I have, however, gone to movies occasionally at the local cineplex, and I’ve eaten a lot of popcorn.
So, with my credentials out of the way, let me begin my review of “The Artist” which has enraptured the movie world and has been nominated for 10 Oscars including “Best Picture.”
It’s boring, it’s tedious, it’s a waste of money.
All told, during the 90 minute film, I yawned seven times, checked my watch twice and nodded off once.
I know, I know. I’m a Philistine, I’m superficial, I have no appreciation of the arts. I should have gone to “Rambo: 14” instead.
Okay, just withhold your judgment for a few more moments and let me continue with my review.
The story: A silent movie star in the late 1920s and early 1930s has trouble adjusting to the new age of “talkie” films. Meantime, an extra in one of his last silent films, a charming young ingenue, becomes a star in the “talkies.” They’re kind of in love, but because of his professional failure, the old time star becomes depressed, even suicidal. The ingenue rescues him, and in the end, with big grins on their faces, they dance together in a “talkie.” The end.
As my companion at the movie mentioned, the story’s “kind of cute.”
I’ll grant you that.
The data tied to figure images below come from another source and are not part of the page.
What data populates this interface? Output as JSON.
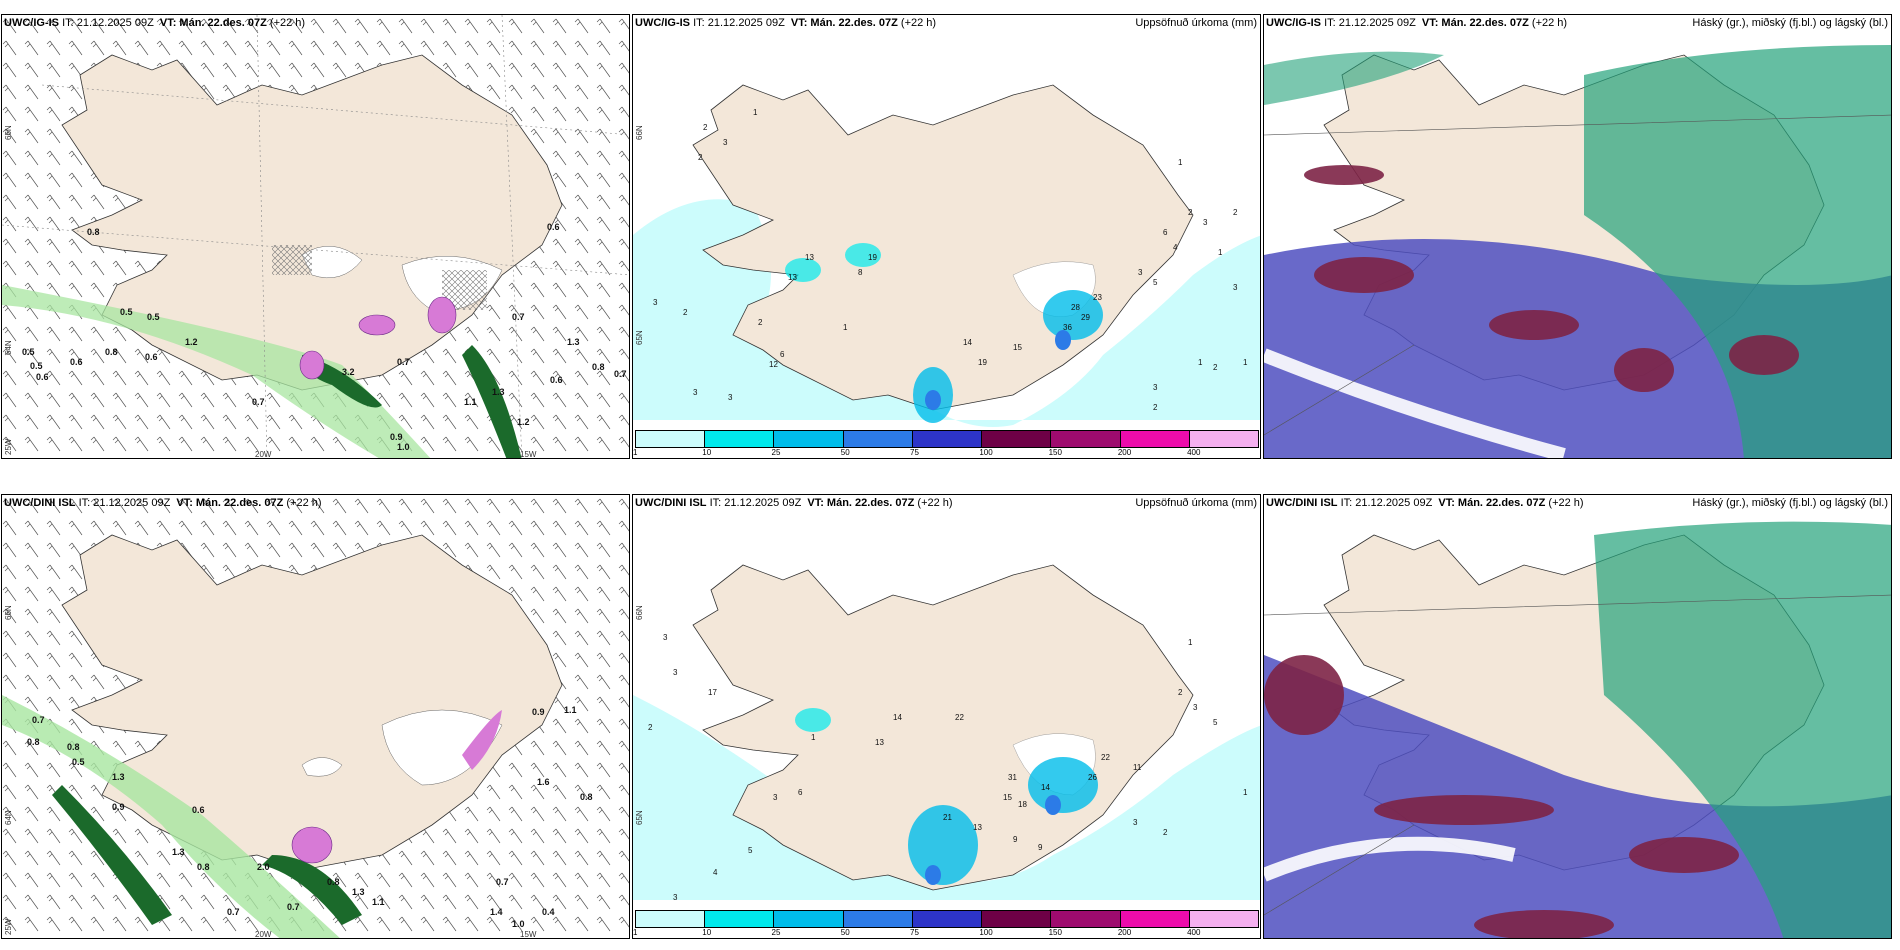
{
  "title_row": [
    {
      "model": "UWC/IG-IS",
      "it": "IT: 21.12.2025 09Z",
      "vt_label": "VT:",
      "vt": "Mán. 22.des. 07Z",
      "lead": "(+22 h)"
    },
    {
      "model": "UWC/DINI ISL",
      "it": "IT: 21.12.2025 09Z",
      "vt_label": "VT:",
      "vt": "Mán. 22.des. 07Z",
      "lead": "(+22 h)"
    }
  ],
  "precip_title": "Uppsöfnuð úrkoma (mm)",
  "cloud_title": "Háský (gr.), miðský (fj.bl.) og lágský (bl.)",
  "axis_labels": {
    "lat66": "66N",
    "lat64": "64N",
    "lon25": "25W",
    "lon20": "20W",
    "lon15": "15W",
    "lat65": "65N"
  },
  "colorbar": {
    "ticks": [
      "1",
      "10",
      "25",
      "50",
      "75",
      "100",
      "150",
      "200",
      "400"
    ],
    "colors": [
      "#ccfcfc",
      "#00e9ec",
      "#00bdea",
      "#2c7be7",
      "#2d34c8",
      "#6e0046",
      "#9e0b6e",
      "#ed0cab",
      "#f5b0ef"
    ]
  },
  "colors": {
    "land": "#f3e7d9",
    "snow": "#ffffff",
    "light_green": "#a8e6a0",
    "dark_green": "#1b6a2b",
    "magenta": "#d77ad6",
    "cloud_high": "#4f4fbf",
    "cloud_mid": "#7d2346",
    "cloud_low": "#23a27a"
  },
  "wind_numbers_top": [
    "0.8",
    "0.5",
    "0.5",
    "0.5",
    "0.5",
    "0.6",
    "0.6",
    "0.8",
    "0.6",
    "1.2",
    "0.7",
    "3.2",
    "0.7",
    "1.1",
    "1.3",
    "1.2",
    "0.9",
    "1.0",
    "0.6",
    "0.7",
    "1.3",
    "0.8",
    "0.7",
    "0.6"
  ],
  "wind_numbers_bottom": [
    "0.7",
    "0.8",
    "0.8",
    "0.5",
    "1.3",
    "0.9",
    "0.6",
    "1.3",
    "0.8",
    "2.0",
    "0.7",
    "0.7",
    "0.8",
    "1.3",
    "1.1",
    "1.4",
    "0.7",
    "1.0",
    "0.4",
    "0.9",
    "1.1",
    "0.8",
    "1.6"
  ],
  "precip_numbers_top": [
    "2",
    "3",
    "2",
    "1",
    "13",
    "19",
    "13",
    "8",
    "28",
    "29",
    "36",
    "23",
    "14",
    "19",
    "15",
    "2",
    "6",
    "12",
    "1",
    "2",
    "3",
    "3",
    "3",
    "1",
    "2",
    "3",
    "6",
    "4",
    "3",
    "5",
    "2",
    "1",
    "1",
    "2",
    "3",
    "2",
    "1",
    "3"
  ],
  "precip_numbers_bottom": [
    "17",
    "14",
    "13",
    "22",
    "31",
    "14",
    "18",
    "15",
    "21",
    "13",
    "9",
    "9",
    "22",
    "26",
    "11",
    "3",
    "2",
    "3",
    "5",
    "4",
    "1",
    "6",
    "3",
    "3",
    "1",
    "2",
    "3",
    "5",
    "3",
    "2",
    "1"
  ]
}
And I’ll grant you that it’s a wonderful homage to the old medium.
But seriously, 10 Oscar nominations? For what? Best old-timey music? Best old-font dialogue written on the screen? Best slightly sped-up action on the screen? Best use of the colors black and white? Best over-emoting?
I don’t get it, but as I established earlier in this review, I’m not very smart.
And neither, I suspect, are you. At the Saturday showing of “The Artist” that I attended last weekend, there were three other people in the audience. Three.
But to be fair, I think I was the only one who actually nodded off.